How a Study of Processional Theatre Grew into a Book about Donkeys, Dissonance, and Blasphemous Pageants


What began for me as a fairly simple history of the processional theatre of Palm Sunday soon ran up against some puzzling questions:

  • Why is there no verifiable record of a live donkey taking part in a Palm Sunday procession before 1424? (A few retrospective “records” are demonstrably false.)
  • Why is Christ’s entry into Jerusalem still widely celebrated on Palm Sunday as a “triumphal” entry when biblical scholars of liberal and conservative persuasion alike agree that it was “nontriumphal,” “atriumphal,” or even “antitriumphal”?
  • If early Church authorities also agreed that Christ’s entry was a deliberate rejection of the pomp of imperial and other military entries, when (and why) did Palm Sunday processions start to resemble triumphal entries and when (and why) did military triumphs start to appropriate the language and iconography of Palm Sunday?
  • Why were life-size, wheeled, wooden images of Christ on a donkey, generally known as Palmesels (palm donkeys), introduced to Palm Sunday processions in the mid-tenth century?

  • Why were children allowed to ride behind Christ on the wooden donkey? Why were Protestant reformers and “enlightened” Roman Catholic prelates so hostile toward Palmesels? And, if all other processional images were (and are) carried at head height or above, why has the Palmesel alone been pulled at ground level?

Digging into these and other general questions soon unearthed a number of even more specific historical questions:

  • Why do scholars insist that the Quaker James Nayler’s ride into Bristol on October 24, 1656, was a deliberate reenactment of Christ’s entry into Jerusalem on Palm Sunday? Nayler rode a horse, not a donkey. He did so six months after (or before) Palm Sunday. His followers neither waved palms or other foliage nor shouted “Hosanna.” At his trial before the Puritan parliament, Nayler was accused both of “horrid blasphemy” and of being a “traitor,” but not of imitating Christ’s entry into Jerusalem. The coronation of Oliver Cromwell as king was thought to be imminent. Is it possible that Nayler’s series of muddy entries into Wells, Glastonbury, and Bristol, for which he was cruelly punished and imprisoned, was a parody of a triumphal royal progress?

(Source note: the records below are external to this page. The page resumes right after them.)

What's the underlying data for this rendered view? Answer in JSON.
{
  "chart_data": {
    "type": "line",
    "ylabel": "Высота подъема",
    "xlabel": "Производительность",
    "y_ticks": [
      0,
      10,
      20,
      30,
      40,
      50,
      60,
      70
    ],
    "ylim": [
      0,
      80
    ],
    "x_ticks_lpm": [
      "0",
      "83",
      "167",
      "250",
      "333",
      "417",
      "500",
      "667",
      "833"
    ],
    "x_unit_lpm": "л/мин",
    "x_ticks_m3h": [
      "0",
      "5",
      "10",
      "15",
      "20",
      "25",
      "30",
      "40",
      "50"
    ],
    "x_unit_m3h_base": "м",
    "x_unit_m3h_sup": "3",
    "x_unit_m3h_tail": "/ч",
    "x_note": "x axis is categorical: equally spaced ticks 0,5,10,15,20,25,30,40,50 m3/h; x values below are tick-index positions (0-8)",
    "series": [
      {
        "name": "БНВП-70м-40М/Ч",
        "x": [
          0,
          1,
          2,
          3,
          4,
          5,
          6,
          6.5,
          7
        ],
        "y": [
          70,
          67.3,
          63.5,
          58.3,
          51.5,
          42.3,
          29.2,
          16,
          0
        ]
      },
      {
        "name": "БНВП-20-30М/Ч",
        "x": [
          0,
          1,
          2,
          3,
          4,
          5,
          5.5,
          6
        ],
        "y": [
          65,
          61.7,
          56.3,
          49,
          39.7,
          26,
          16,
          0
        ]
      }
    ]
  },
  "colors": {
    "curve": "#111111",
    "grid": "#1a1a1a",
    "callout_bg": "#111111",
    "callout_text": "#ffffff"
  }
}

  • In the annual Moscow Palm Sunday procession, why did the Patriarch of Moscow and all Russia ride a white “horse, covered with white linen down to the ground, his ears being made long with the same cloth, like to an ass’s ears”? And why did the ruling tsar lead the horse?
  • Why do villages in lowland Bolivia still pull a wheeled image of Christ on a donkey in procession on Palm Sunday? How did the Palmesel, which flourished in German-speaking lands north of the Alps, reach Bolivia?

  • Why was the first person recorded as having ridden a donkey in a Palm Sunday procession of sorts in Rome not a member of the clergy but a startlingly eccentric, fifteenth-century, apocalyptic lay preacher?

Answering these and a host of other questions gradually transformed my book-in-progress from a simple work of theatrical and liturgical history into a much more complex exploration of the radical dissonance between Palm Sunday processions and other public enactments of Christ’s entry into Jerusalem and the biblical story to which they all claimed allegiance. A curious theme emerged: those embodied representations of Christ’s entry into Jerusalem that were, at one time or another, labeled blasphemous, idolatrous, or superstitious by those in power were arguably most faithful to the biblical narrative of Palm Sunday, while those staged with the purpose of exalting those in power and celebrating military triumph were arguably blasphemous pageants.